Les vieux réflexes ont la peau dure, mais David Lynch leur mène la vie dure !
Le spectateur aime à déchiffrer clairement ce qu'il voit, expliquer tout par A + B, bref : rationaliser. Mais face à un film comme "Lost Highway", rationaliser relève de la mission impossible. Ce film est un objet refermé sur lui-même (les dernières images ramènent en effet directement aux premières) : en tant que tel, il n'appelle donc pas vraiment d'explications, qui seraient par définition superflues.

Grand manipulateur devant l'éternel, Lynch connaît comme personne l'art et la manière de créer une pression, la faire monter, durer... qu'elle débouche ou pas sur quelque chose est tout à fait secondaire : ce qui importe au cinéaste, c'est les sensations qu'il parvient à susciter. Ainsi, le spectateur est placé dans un état de tension permanente. On sent qu'il y a un danger, on ne sait pas lequel, on ne sait pas où, mais on sent qu'il est là. On le sent. Tout est là.

Déjà, dans "Twin Peaks : fire walk with me" (1992), on sentait le bizarre à l'oeuvre, l'étrange au travail, le mystère au boulot. Mais le film avait une sorte de foisonnement dans sa forme, aidé en cela par le souvenir de la série qui l'avait précédé (souvenir réel ou fantasmé, d'ailleurs, car peu importait qu'on ait vu ou pas la série).

Avec "Lost Highway", c'est différent : sa rigueur formelle très impressionnante saute aux yeux dès les premières secondes. Peut-être même que les vingt premières minutes de "Lost Highway" sont ce que David Lynch a fait de plus beau.
On suit ensuite les cheminements (au pluriel, forcément !) intérieurs des personnages, leurs fantasmes et leur folie. C'est un dédale infini qui ouvre de nombreuses perspectives (malgré sa forme "fermée").

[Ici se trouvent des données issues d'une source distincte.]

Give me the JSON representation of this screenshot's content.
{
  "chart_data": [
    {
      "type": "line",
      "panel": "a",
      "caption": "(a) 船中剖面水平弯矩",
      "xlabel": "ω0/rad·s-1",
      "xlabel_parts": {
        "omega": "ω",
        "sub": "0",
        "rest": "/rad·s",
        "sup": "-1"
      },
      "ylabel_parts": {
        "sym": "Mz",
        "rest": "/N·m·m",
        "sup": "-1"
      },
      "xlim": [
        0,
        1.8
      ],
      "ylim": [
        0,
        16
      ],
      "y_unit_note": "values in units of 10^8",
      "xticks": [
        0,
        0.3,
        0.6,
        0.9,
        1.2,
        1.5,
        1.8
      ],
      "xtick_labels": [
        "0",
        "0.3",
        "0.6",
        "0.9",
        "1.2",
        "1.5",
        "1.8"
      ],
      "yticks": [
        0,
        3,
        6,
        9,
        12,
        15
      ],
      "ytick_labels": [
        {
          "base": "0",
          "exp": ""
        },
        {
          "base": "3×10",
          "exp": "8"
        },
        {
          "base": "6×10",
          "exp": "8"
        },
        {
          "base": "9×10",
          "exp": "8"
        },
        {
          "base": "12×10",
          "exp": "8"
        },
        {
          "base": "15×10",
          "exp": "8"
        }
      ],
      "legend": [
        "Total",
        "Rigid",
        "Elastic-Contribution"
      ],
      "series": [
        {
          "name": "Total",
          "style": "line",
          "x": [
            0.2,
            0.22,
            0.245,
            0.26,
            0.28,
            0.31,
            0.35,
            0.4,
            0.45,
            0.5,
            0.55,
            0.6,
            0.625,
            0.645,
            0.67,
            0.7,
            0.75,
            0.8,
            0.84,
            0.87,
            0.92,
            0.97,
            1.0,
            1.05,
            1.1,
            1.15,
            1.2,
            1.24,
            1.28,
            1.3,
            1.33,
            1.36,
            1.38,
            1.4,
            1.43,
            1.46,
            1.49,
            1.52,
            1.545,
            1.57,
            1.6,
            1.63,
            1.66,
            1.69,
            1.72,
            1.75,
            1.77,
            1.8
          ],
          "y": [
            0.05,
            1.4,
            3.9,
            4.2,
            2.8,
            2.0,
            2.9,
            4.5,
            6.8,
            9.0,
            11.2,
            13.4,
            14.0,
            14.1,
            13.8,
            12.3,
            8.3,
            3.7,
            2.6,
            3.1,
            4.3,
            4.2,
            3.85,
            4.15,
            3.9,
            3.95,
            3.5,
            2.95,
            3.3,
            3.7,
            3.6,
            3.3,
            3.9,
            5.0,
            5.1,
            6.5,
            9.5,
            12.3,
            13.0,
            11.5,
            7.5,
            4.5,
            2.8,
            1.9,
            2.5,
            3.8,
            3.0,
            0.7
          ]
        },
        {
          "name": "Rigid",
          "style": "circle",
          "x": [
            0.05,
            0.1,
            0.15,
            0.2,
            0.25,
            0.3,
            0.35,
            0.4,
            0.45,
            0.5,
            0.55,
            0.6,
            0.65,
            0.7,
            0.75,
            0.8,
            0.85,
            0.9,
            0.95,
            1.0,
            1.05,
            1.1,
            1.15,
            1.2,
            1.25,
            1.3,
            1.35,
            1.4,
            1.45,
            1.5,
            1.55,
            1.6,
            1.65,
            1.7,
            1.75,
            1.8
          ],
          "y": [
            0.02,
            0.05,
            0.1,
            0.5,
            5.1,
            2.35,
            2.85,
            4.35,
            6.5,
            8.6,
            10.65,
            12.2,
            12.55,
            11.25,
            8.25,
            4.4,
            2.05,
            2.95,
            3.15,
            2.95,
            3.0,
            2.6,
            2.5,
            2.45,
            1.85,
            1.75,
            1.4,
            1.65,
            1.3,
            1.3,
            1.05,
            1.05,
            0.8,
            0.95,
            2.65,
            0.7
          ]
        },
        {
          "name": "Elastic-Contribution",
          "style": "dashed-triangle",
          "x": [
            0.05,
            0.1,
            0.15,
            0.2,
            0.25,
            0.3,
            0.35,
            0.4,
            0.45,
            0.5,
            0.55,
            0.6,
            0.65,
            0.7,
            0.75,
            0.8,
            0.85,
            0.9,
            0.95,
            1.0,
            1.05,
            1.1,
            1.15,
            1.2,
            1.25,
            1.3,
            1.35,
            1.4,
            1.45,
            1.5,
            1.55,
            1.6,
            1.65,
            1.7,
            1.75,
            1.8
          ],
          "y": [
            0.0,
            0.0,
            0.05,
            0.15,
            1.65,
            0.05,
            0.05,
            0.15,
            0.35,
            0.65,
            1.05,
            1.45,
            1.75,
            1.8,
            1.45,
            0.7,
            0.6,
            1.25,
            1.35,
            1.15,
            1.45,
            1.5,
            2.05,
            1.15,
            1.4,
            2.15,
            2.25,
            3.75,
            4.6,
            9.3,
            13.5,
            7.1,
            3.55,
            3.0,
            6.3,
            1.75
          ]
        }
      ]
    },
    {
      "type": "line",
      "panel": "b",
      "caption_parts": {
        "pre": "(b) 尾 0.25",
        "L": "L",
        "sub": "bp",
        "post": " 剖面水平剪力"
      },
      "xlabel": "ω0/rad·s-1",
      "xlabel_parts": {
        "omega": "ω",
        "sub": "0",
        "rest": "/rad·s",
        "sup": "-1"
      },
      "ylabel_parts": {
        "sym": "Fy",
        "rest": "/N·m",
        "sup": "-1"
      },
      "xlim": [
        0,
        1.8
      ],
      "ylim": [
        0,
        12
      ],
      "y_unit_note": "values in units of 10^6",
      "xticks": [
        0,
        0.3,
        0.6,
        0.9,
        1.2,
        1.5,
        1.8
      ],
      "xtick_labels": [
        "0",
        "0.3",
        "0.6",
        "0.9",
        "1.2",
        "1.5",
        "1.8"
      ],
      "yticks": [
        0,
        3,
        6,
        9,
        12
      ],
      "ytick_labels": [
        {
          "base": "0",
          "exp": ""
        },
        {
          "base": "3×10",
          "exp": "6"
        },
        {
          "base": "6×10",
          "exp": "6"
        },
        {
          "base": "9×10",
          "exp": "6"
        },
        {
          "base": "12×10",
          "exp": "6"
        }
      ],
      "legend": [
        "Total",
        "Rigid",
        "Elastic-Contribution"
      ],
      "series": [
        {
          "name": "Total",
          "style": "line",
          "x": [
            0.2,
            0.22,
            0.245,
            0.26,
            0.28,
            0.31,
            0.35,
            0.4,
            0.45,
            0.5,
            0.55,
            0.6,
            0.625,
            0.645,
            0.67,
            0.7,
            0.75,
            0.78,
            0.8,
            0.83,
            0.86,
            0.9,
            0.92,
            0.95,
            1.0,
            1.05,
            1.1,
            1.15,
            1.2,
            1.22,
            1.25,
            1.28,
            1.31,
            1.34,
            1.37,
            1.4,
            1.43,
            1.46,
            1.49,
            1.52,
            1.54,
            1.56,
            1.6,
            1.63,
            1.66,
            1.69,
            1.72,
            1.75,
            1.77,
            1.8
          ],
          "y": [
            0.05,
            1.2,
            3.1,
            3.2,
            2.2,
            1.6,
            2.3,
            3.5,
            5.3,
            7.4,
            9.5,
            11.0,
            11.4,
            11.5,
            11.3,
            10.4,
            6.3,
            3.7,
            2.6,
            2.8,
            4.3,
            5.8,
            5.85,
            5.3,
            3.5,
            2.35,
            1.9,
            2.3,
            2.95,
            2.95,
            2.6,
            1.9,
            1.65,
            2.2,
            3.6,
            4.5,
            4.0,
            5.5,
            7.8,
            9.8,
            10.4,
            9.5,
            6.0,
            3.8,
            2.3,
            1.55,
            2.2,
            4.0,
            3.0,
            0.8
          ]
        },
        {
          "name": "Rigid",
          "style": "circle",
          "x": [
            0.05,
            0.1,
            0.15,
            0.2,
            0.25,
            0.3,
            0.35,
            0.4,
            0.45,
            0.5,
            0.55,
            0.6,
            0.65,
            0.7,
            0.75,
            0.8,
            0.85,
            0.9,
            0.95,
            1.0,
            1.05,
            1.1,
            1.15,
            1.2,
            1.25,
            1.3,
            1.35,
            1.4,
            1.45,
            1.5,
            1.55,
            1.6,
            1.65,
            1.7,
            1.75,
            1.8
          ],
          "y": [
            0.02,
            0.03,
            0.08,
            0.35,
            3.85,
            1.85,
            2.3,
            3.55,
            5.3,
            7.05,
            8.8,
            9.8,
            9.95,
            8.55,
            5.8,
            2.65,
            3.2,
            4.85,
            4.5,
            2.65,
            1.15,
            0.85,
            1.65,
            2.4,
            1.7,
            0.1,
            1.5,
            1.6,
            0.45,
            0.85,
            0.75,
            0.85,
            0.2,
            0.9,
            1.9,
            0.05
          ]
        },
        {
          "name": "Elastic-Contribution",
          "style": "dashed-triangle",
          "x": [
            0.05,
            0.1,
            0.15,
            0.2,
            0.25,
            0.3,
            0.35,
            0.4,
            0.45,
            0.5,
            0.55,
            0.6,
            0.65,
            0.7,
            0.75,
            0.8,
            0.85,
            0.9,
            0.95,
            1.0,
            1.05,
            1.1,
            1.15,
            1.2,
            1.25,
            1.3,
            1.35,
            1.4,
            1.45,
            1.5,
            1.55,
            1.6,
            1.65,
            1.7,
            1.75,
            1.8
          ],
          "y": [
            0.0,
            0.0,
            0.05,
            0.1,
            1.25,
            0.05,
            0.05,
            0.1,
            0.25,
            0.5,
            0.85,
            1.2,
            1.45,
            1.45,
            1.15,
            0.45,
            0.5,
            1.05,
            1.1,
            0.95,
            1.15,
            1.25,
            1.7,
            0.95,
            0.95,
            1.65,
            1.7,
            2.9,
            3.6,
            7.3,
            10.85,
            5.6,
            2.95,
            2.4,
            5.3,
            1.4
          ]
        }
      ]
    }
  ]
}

Sans doute que le choc que procure "Lost Highway" est dû (entre autre, bien sûr) au télescopage entre une forme (fondamentalement abstraite) et un fond (disons, pour aller vite, qu'il s'agit d'un "drame de la jalousie") que tout sépare et qui pourtant s'unissent sous nos yeux, ô combien merveilleusement, pour aboutir à ce résultat unique et fascinant.
Il faut donc, une bonne fois pour toutes, abandonner toute idée de vouloir "comprendre" (au sens traditionnel du terme) un film comme "Lost Highway" : ce film est une oeuvre d'art et, en tant que telle, il n'y a qu'à la regarder, l'observer et, éventuellement, l'aimer.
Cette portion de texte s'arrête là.